I have a synchronous writing function:

def sync_writer():
    with open("file.txt", "w") as f:
        for i in range(500000):
            f.write(f"line#{i}\n")

and its asynchronous alternative that runs multiple asynchronous writers:

import asyncio
import aiofiles

async def write_fun(file, writer_n, n_writers):
    for i in range(writer_n, 500000, n_writers):
        await file.write(f"line#{i}\n")

async def async_writer(n_writers):
    async with aiofiles.open("file.txt", "w") as f:
        await asyncio.gather(*[write_fun(f, i, n_writers) for i in range(n_writers)])

Then I run both of this functions and track their completion time. I run the asynchronous writing function with 10 writers:

import time
async def main():
    t1 = time.time()
    await async_writer(10)
    print(time.time()-t1)

    t1 = time.time()
    sync_writer()
    print(time.time()-t1)

asyncio.run(main())

And the final time result is surprising for me because it took 36 seconds for the async function and only 0.33 seconds for sync function to write the file.

I think this is an IO-bound task, so asynchronous write should help here, but is doesn't.

Why is async writing so slow here? How to use asyncio and all the related libraries in order to actually get an advantage from it?

1

There are 1 answers

0
Homer512 On BEST ANSWER

The way aiofiles seems to operate is that each call is dispatched to a threadpool executor which then simply calls the regular blocking file operation. So, every time you execute await f.write(…), the following happens:

  1. The operation is enqueued into the queue of the thread pool
  2. The thread pool wakes up one of its threads
  3. The thread calls the blocking function
  4. The result is communicated back to the event loop

This wouldn't be so bad if it wasn't for these factors:

  1. You try to write with multiple writers to the same file but writing to a single file with the standard Python API is inherently single-threaded. Multiple threads can't possibly provide a benefit. You'd need something like os.pwrite for that
  2. Each write operation is tiny with only a couple of bytes per line, making all overhead significant
  3. File IO is buffered (typically 4 kiB), so most of the time, the threads do nothing but copy the tiny line into the file buffer. They don't even do anything that could block!
  4. You don't have any other activity that the event loop could do while waiting for this operation

Contrary to popular believe parallel IO often makes sense, especially with modern SSDs and RAM bandwidth (meaning that parallel access to the page-cache is necessary to exhaust memory bandwidth). But python's API makes this hard to pull off with a single file. Overall, you get much better IO performance with multiple files and IO operations of reasonable size, for example 64 kiB at a time.

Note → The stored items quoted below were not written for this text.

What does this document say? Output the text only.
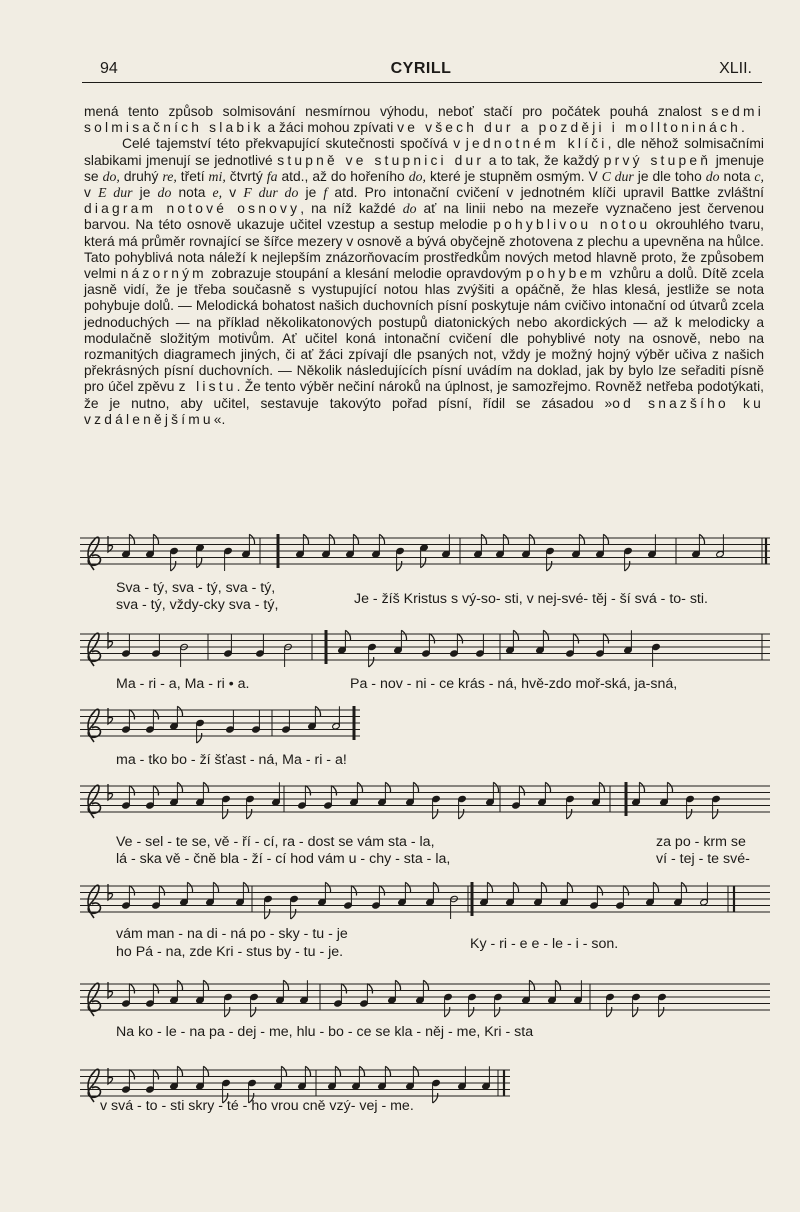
94	CYRILL	XLII.

mená tento způsob solmisování nesmírnou výhodu, neboť stačí pro počátek pouhá znalost sedmi solmisačních slabik a žáci mohou zpívati ve všech dur a později i molltoninách.

Celé tajemství této překvapující skutečnosti spočívá v jednotném klíči, dle něhož solmisačními slabikami jmenují se jednotlivé stupně ve stupnici dur a to tak, že každý prvý stupeň jmenuje se do, druhý re, třetí mi, čtvrtý fa atd., až do hořeního do, které je stupněm osmým. V C dur je dle toho do nota c, v E dur je do nota e, v F dur do je f atd. Pro intonační cvičení v jednotném klíči upravil Battke zvláštní diagram notové osnovy, na níž každé do ať na linii nebo na mezeře vyznačeno jest červenou barvou. Na této osnově ukazuje učitel vzestup a sestup melodie pohyblivou notou okrouhlého tvaru, která má průměr rovnající se šířce mezery v osnově a bývá obyčejně zhotovena z plechu a upevněna na hůlce. Tato pohyblivá nota náleží k nejlepším znázorňovacím prostředkům nových metod hlavně proto, že způsobem velmi názorným zobrazuje stoupání a klesání melodie opravdovým pohybem vzhůru a dolů. Dítě zcela jasně vidí, že je třeba současně s vystupující notou hlas zvýšiti a opáčně, že hlas klesá, jestliže se nota pohybuje dolů. — Melodická bohatost našich duchovních písní poskytuje nám cvičivo intonační od útvarů zcela jednoduchých — na příklad několikatonových postupů diatonických nebo akordických — až k melodicky a modulačně složitým motivům. Ať učitel koná intonační cvičení dle pohyblivé noty na osnově, nebo na rozmanitých diagramech jiných, či ať žáci zpívají dle psaných not, vždy je možný hojný výběr učiva z našich překrásných písní duchovních. — Několik následujících písní uvádím na doklad, jak by bylo lze seřaditi písně pro účel zpěvu z listu. Že tento výběr nečiní nároků na úplnost, je samozřejmo. Rovněž netřeba podotýkati, že je nutno, aby učitel, sestavuje takovýto pořad písní, řídil se zásadou »od snazšího ku vzdálenějšímu«.

Sva - tý, sva - tý, sva - tý,
sva - tý, vždy-cky sva - tý,	Je - žíš Kristus s vý-so- sti, v nej-své- těj - ší svá - to- sti.
Ma - ri - a, Ma - ri • a.	Pa - nov - ni - ce krás - ná, hvě-zdo moř-ská, ja-sná,
ma - tko bo - ží šťast - ná, Ma - ri - a!
Ve - sel - te se, vě - ří - cí, ra - dost se vám sta - la,
lá - ska vě - čně bla - ží - cí hod vám u - chy - sta - la,
za po - krm se
ví - tej - te své-
vám man - na di - ná po - sky - tu - je
ho Pá - na, zde Kri - stus by - tu - je.	Ky - ri - e e - le - i - son.
Na ko - le - na pa - dej - me, hlu - bo - ce se kla - něj - me, Kri - sta
v svá - to - sti skry - té - ho vrou cně vzý- vej - me.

Here is a simple proof-of-concept attempt to fix your issues. What we do is buffer multiple write operations in the main thread until a buffer size limit is exceeded and only then do we schedule a write operation

import io


class BufferedWriter:
    def __init__(self, asyncfile, bufsize=64*1024):
        self.asyncfile = asyncfile
        self.bufsize = bufsize
        self.buf = io.StringIO()

    async def write(self, text):
        if op := self.write_async(text):
            await op

    def write_async(self, text):
        buf = self.buf
        buf.write(text)
        return None if buf.tell() < self.bufsize else self.flush()

    def flush(self):
        buf = self.buf
        rtrn = self.asyncfile.write(buf.getvalue())
        buf.seek(0)
        buf.truncate()
        return rtrn


async def async_writer2():
    async with aiofiles.open("file.txt", "w") as f:
        buffered = BufferedWriter(f)
        for i in range(500000):
            await buffered.write(f"line#{i}\n")
        await buffered.flush()

On my system this takes 0.18 seconds compared to 11 seconds in your version or 0.07 seconds in the serial version. Not great performance but maybe a reasonable tradeoff to have the IO nonblocking

We can get better with some double-buffering. While a background thread writes to the output file, the main thread can fill the next buffer.

async def async_writer3():
    def write_all(outfile):
        buffered = BufferedWriter(outfile)
        for i in range(500000):
            if async_op := buffered.write_async(f"line#{i}\n"):
                yield async_op
        yield buffered.flush()
    async with aiofiles.open("file.txt", "w") as f:
        last_write = None
        for writeop in write_all(f):
            if last_write:
                await last_write
            last_write = asyncio.create_task(writeop)
        if last_write:
            await last_write

This gets the runtime down to 0.14 seconds.

Note how we only keep one write operation running as a background task at any time. If we don't, there is a race condition between them and the order of output lines can get mixed. aiofiles does not ensure that parallel operations on the same file run in order of their scheduling.